Monday, October 11, 2010


I just watched an interesting YouTube at A Wise Woman Builds Her Home.  It's on the origins and history of Halloween, (most of which I'm familiar with) and then argues against Christians participating in the traditions.

I always have such a dilemma this time of year, more so as my kids get older and are more aware of the holiday.  Should it be something Christians take part in?

I grew up in a fairly secular home, and did the trick-or-treat thing.  My mom fondly remembered getting the best end of the deal as a Catholic - November 1 is All Saint's Day, and always a day off of school for the parochial students, so they got to stay up extra-late raking in the goodies.

As a parent, we've ignored the holiday altogether, save for explaining the sudden appearance of hellish decor at the grocery stores.

We've also gone to church-sponsored halloween-alternative Bible-maze things.

We've gone to smaller (our main church) Harvest (read: Candy and Cake Walk) Parties.

We've stayed home with root-beer floats and played games.

We've never sanctioned 'evil' or scary costumes - this was most easily done at our small church harvest party, where it wasn't advertised to the whole town, and we parents used collective discretion.  No witches, goblins, vampires and the like.  Raggedy Ann, princesses, etc.

Theologically, I've had both ends of the spectrum imposed upon me.  And I don't mean that to impugn anyone else.  I've just never found my own peace with the subject.

Children love to dress up, and the idea of a holiday with that specific tradition, well, that's a hard one to abandon, unless you have another day or time to enjoy the costume aspect (maybe that's what we need to do).  I've not had trouble staying away from the trick-or-treat tradition, since I'm not big on candy nor the   whole idea of begging/entitlement.  Worse, is the history:  Give me a treat (your money) or I'll play a trick (burn your house down).  :]

The comparative analogy mentioned in the YouTube video (the Nazi salute) is compelling.

What are your thoughts?  Do you celebrate it with all the cultural traditions, abandon it completely, or some pseudo-version that is less offensive to your faith?


Benny said...

We started out doing the costumes, trick-or-treating, etc. but no scary ones when our first was little. But then as the kids grew and my understanding of the history and meaning behind Halloween grew, we participated less and less. After a few years we started handing out candy at home with Bible verses tied to the candy. My kids don't ever remember trick-or-treating - we only did it when the first one or two were babies. But last year I did major research to back my beliefs and we discussed it with the kids. We mostly discuss how even though most "Christian" holidays (Christmas & Easter in particular) have pagan roots, we do all that we can to glorify God through what we do for those days. But with Halloween, there is so very little that glorifies Him, in fact most of that day dishonors Him and brings attention instead to His enemy. So as of last year we officially do not participate, and the kids have full knowledge of why. We do however choose a very few activities that might bring glory to God - we still choose a Bible verse and tie it to the candy each year (to reach those who do participate and might need a seed planted in their hearts). We also carve pumpkins but make it into a gospel message with the kids (we're all dirty inside - only Jesus can clean us out, His light shines in us like the candle, etc.). We do let the kids dress up in their usual dress up garb from our own stash, and each year we do hit the after-halloween sales and buy super discounted costumes to refurbish our dressup supplies. Nothing scary or pagan-like, but the kids get a kick out of knowing they'll get to pick new dressup gear once a year.

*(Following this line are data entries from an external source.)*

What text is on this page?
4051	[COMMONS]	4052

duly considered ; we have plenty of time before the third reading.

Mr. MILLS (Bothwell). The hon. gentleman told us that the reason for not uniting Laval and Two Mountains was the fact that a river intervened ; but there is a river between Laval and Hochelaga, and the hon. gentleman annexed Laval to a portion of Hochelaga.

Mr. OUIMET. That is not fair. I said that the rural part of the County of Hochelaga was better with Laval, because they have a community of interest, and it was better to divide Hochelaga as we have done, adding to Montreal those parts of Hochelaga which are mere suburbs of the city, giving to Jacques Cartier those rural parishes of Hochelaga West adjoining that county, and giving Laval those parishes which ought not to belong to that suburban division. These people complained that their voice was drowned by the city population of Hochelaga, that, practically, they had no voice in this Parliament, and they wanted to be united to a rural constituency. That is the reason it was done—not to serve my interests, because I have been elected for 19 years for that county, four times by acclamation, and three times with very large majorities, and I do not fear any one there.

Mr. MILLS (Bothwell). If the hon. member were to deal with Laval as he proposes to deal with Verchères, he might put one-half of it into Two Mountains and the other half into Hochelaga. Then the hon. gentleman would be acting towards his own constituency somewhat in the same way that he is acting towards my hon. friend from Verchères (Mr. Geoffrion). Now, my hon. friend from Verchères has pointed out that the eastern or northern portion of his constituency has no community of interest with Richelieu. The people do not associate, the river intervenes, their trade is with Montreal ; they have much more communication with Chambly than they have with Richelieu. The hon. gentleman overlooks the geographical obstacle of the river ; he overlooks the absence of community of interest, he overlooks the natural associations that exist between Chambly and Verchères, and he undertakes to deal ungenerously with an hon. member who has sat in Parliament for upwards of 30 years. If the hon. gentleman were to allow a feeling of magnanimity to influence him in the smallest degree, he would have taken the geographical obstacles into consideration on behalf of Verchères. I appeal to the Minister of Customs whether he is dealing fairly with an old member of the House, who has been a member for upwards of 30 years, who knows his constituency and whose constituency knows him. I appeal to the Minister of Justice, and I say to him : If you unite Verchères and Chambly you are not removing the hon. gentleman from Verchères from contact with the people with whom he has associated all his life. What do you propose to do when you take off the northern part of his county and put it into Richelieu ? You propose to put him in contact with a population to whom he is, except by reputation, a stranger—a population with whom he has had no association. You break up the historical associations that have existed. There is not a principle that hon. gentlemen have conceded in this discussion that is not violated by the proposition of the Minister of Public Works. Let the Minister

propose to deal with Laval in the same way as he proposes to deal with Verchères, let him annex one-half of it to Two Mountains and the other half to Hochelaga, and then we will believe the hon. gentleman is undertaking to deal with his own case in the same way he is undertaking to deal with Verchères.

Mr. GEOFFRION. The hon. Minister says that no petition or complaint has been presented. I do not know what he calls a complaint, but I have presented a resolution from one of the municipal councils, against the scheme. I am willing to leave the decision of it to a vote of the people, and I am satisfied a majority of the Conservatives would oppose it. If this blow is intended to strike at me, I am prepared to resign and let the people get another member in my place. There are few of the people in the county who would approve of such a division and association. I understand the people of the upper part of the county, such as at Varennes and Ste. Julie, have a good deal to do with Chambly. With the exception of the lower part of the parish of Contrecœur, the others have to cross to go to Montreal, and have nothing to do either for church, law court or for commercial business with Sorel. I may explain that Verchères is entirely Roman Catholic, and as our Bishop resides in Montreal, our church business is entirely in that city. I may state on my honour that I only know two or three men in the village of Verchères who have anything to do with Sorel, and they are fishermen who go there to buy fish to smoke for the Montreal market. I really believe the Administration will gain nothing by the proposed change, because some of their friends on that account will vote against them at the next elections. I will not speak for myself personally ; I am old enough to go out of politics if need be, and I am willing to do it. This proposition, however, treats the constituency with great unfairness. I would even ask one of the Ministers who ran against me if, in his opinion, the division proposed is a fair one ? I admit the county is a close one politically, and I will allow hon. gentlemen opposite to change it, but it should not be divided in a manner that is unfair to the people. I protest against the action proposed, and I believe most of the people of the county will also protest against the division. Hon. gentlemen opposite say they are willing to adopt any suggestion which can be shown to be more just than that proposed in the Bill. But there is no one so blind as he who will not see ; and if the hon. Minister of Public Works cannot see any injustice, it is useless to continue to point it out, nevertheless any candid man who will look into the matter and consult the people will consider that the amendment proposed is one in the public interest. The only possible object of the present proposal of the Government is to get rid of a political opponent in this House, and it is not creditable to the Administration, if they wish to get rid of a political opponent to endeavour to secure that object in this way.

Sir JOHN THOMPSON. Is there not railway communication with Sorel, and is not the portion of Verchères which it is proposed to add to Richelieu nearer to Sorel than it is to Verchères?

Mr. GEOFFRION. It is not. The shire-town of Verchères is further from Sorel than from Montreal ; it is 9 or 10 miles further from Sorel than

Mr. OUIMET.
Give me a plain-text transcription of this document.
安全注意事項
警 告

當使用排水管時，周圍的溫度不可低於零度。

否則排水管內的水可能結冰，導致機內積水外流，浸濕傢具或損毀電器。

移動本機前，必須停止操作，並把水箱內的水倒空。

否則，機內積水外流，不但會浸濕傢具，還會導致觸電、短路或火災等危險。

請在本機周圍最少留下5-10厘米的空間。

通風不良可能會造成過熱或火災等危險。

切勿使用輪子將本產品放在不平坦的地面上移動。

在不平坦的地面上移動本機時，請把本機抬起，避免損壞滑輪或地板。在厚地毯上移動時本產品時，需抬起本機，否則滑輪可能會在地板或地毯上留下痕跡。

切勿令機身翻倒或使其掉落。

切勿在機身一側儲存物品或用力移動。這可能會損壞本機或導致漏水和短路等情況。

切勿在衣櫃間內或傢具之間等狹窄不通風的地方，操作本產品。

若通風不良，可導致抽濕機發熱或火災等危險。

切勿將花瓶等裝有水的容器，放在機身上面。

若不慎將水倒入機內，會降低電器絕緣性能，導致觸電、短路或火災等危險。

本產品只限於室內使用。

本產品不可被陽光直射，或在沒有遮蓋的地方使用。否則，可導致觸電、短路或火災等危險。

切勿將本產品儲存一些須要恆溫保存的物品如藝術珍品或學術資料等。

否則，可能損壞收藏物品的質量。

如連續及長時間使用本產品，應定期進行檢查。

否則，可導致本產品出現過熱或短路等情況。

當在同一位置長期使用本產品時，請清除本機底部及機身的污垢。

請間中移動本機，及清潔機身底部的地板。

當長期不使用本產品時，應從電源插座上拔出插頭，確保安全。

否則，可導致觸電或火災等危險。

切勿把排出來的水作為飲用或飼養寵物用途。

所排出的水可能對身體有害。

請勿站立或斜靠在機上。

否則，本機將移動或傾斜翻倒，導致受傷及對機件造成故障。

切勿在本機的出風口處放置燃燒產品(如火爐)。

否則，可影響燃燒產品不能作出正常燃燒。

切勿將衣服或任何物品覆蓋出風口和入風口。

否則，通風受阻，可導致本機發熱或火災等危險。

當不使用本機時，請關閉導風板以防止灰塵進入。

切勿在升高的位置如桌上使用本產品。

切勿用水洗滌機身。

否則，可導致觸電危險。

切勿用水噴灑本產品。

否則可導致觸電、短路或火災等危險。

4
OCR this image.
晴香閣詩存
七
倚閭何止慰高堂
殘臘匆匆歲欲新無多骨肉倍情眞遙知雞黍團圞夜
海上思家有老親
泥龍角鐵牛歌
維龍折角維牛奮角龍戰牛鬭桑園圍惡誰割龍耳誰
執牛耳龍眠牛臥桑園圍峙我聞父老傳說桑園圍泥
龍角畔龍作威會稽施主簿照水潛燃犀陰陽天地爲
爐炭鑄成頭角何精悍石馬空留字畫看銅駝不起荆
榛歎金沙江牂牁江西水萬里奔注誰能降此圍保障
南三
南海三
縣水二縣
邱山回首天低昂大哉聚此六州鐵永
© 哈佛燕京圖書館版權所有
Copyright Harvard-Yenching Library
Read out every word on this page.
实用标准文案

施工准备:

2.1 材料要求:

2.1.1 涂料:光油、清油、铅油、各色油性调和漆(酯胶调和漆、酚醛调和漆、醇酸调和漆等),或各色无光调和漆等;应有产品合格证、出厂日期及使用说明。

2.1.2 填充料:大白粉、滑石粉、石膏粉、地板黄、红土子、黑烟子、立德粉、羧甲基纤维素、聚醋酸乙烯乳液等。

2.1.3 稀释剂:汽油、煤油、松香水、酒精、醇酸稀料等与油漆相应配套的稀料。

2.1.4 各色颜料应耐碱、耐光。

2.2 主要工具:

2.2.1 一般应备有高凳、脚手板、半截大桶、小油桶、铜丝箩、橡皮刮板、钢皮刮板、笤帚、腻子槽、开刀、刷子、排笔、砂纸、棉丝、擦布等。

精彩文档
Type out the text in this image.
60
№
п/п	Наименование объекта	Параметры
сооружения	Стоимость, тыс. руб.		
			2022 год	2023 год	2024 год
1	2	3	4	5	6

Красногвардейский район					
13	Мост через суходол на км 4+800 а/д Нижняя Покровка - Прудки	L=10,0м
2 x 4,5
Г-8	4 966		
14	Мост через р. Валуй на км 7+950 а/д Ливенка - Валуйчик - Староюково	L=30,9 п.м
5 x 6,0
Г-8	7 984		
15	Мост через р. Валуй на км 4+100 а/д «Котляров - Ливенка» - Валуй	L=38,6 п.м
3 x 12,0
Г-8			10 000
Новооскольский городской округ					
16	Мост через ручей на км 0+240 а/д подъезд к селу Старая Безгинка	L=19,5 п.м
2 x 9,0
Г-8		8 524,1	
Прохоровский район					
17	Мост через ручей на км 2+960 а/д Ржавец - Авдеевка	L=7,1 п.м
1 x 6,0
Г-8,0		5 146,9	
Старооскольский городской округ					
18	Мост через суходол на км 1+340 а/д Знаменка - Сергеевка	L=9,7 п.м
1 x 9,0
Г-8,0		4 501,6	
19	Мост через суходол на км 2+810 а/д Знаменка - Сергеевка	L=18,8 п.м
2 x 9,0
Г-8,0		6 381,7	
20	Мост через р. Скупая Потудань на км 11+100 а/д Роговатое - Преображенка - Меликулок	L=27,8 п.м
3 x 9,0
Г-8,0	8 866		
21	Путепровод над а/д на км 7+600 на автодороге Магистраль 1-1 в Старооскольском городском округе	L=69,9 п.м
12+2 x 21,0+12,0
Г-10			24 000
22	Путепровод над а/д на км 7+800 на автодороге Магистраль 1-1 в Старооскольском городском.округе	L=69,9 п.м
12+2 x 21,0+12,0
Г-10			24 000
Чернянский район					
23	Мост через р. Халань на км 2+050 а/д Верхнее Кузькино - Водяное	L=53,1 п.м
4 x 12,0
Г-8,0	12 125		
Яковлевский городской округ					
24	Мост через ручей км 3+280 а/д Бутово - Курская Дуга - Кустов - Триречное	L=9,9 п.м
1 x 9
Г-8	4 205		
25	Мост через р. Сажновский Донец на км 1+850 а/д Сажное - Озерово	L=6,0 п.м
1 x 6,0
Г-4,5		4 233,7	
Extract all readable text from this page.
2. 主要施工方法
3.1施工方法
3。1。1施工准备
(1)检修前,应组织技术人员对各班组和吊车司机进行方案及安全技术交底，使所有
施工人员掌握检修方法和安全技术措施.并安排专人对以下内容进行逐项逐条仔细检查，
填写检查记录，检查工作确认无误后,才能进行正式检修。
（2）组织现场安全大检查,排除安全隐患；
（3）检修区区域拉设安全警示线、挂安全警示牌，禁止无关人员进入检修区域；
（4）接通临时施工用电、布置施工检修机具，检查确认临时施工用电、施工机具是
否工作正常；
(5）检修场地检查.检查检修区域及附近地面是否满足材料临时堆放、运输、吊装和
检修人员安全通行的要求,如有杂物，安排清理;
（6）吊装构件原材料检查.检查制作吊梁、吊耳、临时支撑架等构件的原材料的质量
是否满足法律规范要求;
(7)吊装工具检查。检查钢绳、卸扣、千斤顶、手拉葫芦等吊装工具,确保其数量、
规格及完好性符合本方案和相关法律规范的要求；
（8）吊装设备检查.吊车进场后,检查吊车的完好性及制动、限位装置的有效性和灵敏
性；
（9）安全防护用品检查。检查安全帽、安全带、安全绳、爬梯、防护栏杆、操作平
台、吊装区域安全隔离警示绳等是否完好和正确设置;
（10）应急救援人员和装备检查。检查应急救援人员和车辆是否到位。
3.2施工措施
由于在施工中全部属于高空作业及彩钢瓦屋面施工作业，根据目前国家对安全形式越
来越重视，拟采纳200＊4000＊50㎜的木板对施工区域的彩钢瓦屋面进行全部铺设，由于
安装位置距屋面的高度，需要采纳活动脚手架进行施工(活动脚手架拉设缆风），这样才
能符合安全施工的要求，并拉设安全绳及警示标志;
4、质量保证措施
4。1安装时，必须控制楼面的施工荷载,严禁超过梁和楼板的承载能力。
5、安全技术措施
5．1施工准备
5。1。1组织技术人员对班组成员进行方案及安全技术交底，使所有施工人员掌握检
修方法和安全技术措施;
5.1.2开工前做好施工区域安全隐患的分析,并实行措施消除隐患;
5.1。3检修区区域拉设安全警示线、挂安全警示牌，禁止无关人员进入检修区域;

So that's our take on Halloween. I did it just like the rest of the world as a kid, but have made different choices as a parent. I've told the kids that if they grow up and don't feel it's in conflict with their own personal faith they are free to make that choice for their own families, just as we are now for ours. I hope you find peace in whatever path you guys choose for your family! It's a tough call for sure - I hate to make it a forbidden fruit for the kids, but I just don't feel right making a holiday of it, either.


MamaJ said...

I was going to post about this today also. :-) It's definitely the topic of the month! Hubby did Halloween "full-fledged" when he was younger. Scary costumes and all. My family always did the church Fall Festival and the not-scary costumes. Once we started having children, we didn't want to take them trick-or-treating, but we did go to the church festivals. The past few years, we have been convicted about even doing that. We just printed off a good article about the origins of Halloween and how it has been "Christianized" over the years.

I also go buy dress-ups clothes for them after the holiday is over for half-price! Our kids dress up anytime, we don't tie it into the celebration of Halloween anymore.

EllaJac said...

Good idea about buying costumes on clearance! I may try that, though I've heard that even pre-holiday the things start to sell out...?

Thank you for your input and insights.. I'll check that link, Jana.

MamaJ said...

From what we've seen the past few years, the costumes that sell out are mainly the "popular" character costumes. Hannah Montana, Jonas Bros, etc. The regular princess, cowgirl, ladybug ones are usually still available. HTH!